Predictive Maintenance Services in cement plants employs a data-driven approach to analyse the equipment condition in real-time and predict the maintenance need of that equipment. Nanoprecise is a Predictive Maintenance Service Provider that offers insights about the health and performance of the machines in Cement Plant, to help organizations detect even small changes before they impact production or cause downtime.

Predictive maintenance allows continuous monitoring of numerous parameters of machines and equipment-sets by analysing their output parameters, while it is in use. It allows to obtain real-time insights of the machine health and performance thereby reducing unplanned downtime.

Predictive Maintenance in Cement plant allows to reduce unplanned downtime, improve worker safety, reduce maintenance costs. It empowers professionals across the shop as well as the top floor in cement plants with the right data at the right time.

Industrial IoT sensors capture and convert the output parameters of machines into signals, which are then analysed to provide meaningful insights about their health and performance. Automated predictive maintenance solutions predict potential failures to improve the overall performance of the equipment sets.
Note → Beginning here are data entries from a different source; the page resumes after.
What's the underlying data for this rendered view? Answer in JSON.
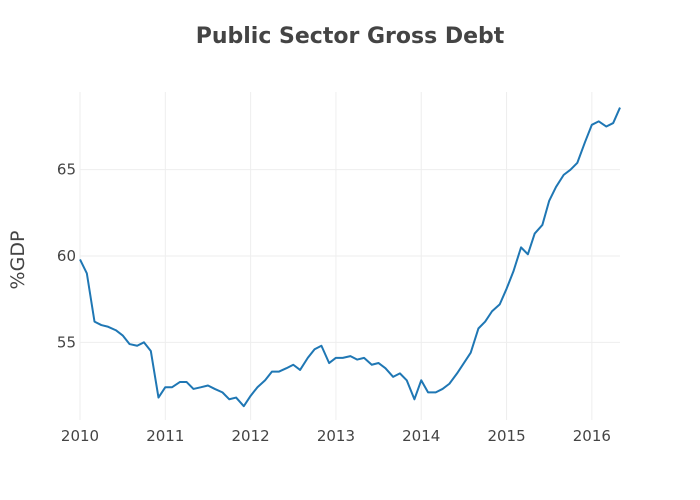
{
  "chart_data": {
    "type": "line",
    "title": "Public Sector Gross Debt",
    "xlabel": "",
    "ylabel": "%GDP",
    "xlim": [
      2010.0,
      2016.33
    ],
    "ylim": [
      50.5,
      69.5
    ],
    "x_ticks": [
      2010,
      2011,
      2012,
      2013,
      2014,
      2015,
      2016
    ],
    "x_tick_labels": [
      "2010",
      "2011",
      "2012",
      "2013",
      "2014",
      "2015",
      "2016"
    ],
    "y_ticks": [
      55,
      60,
      65
    ],
    "y_tick_labels": [
      "55",
      "60",
      "65"
    ],
    "grid": true,
    "line_color": "#1f77b4",
    "series": [
      {
        "x": [
          2010.0,
          2010.08,
          2010.17,
          2010.25,
          2010.33,
          2010.42,
          2010.5,
          2010.58,
          2010.67,
          2010.75,
          2010.83,
          2010.92,
          2011.0,
          2011.08,
          2011.17,
          2011.25,
          2011.33,
          2011.42,
          2011.5,
          2011.58,
          2011.67,
          2011.75,
          2011.83,
          2011.92,
          2012.0,
          2012.08,
          2012.17,
          2012.25,
          2012.33,
          2012.42,
          2012.5,
          2012.58,
          2012.67,
          2012.75,
          2012.83,
          2012.92,
          2013.0,
          2013.08,
          2013.17,
          2013.25,
          2013.33,
          2013.42,
          2013.5,
          2013.58,
          2013.67,
          2013.75,
          2013.83,
          2013.92,
          2014.0,
          2014.08,
          2014.17,
          2014.25,
          2014.33,
          2014.42,
          2014.5,
          2014.58,
          2014.67,
          2014.75,
          2014.83,
          2014.92,
          2015.0,
          2015.08,
          2015.17,
          2015.25,
          2015.33,
          2015.42,
          2015.5,
          2015.58,
          2015.67,
          2015.75,
          2015.83,
          2015.92,
          2016.0,
          2016.08,
          2016.17,
          2016.25,
          2016.33
        ],
        "y": [
          59.8,
          59.0,
          56.2,
          56.0,
          55.9,
          55.7,
          55.4,
          54.9,
          54.8,
          55.0,
          54.5,
          51.8,
          52.4,
          52.4,
          52.7,
          52.7,
          52.3,
          52.4,
          52.5,
          52.3,
          52.1,
          51.7,
          51.8,
          51.3,
          51.9,
          52.4,
          52.8,
          53.3,
          53.3,
          53.5,
          53.7,
          53.4,
          54.1,
          54.6,
          54.8,
          53.8,
          54.1,
          54.1,
          54.2,
          54.0,
          54.1,
          53.7,
          53.8,
          53.5,
          53.0,
          53.2,
          52.8,
          51.7,
          52.8,
          52.1,
          52.1,
          52.3,
          52.6,
          53.2,
          53.8,
          54.4,
          55.8,
          56.2,
          56.8,
          57.2,
          58.1,
          59.1,
          60.5,
          60.1,
          61.3,
          61.8,
          63.2,
          64.0,
          64.7,
          65.0,
          65.4,
          66.6,
          67.6,
          67.8,
          67.5,
          67.7,
          68.6
        ]
      }
    ]
  }
}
Automated AI-based predictive maintenance solutions pinpoint faults to predict failure in advance. This allows maintenance & reliability professionals to schedule repairs and maintenance activities at the most cost-effective times. Predictive Maintenance alerts the plant personnel to a potential problem before it can impact production or cause unplanned downtime, thereby reducing maintenance costs and improving the overall operational efficiency.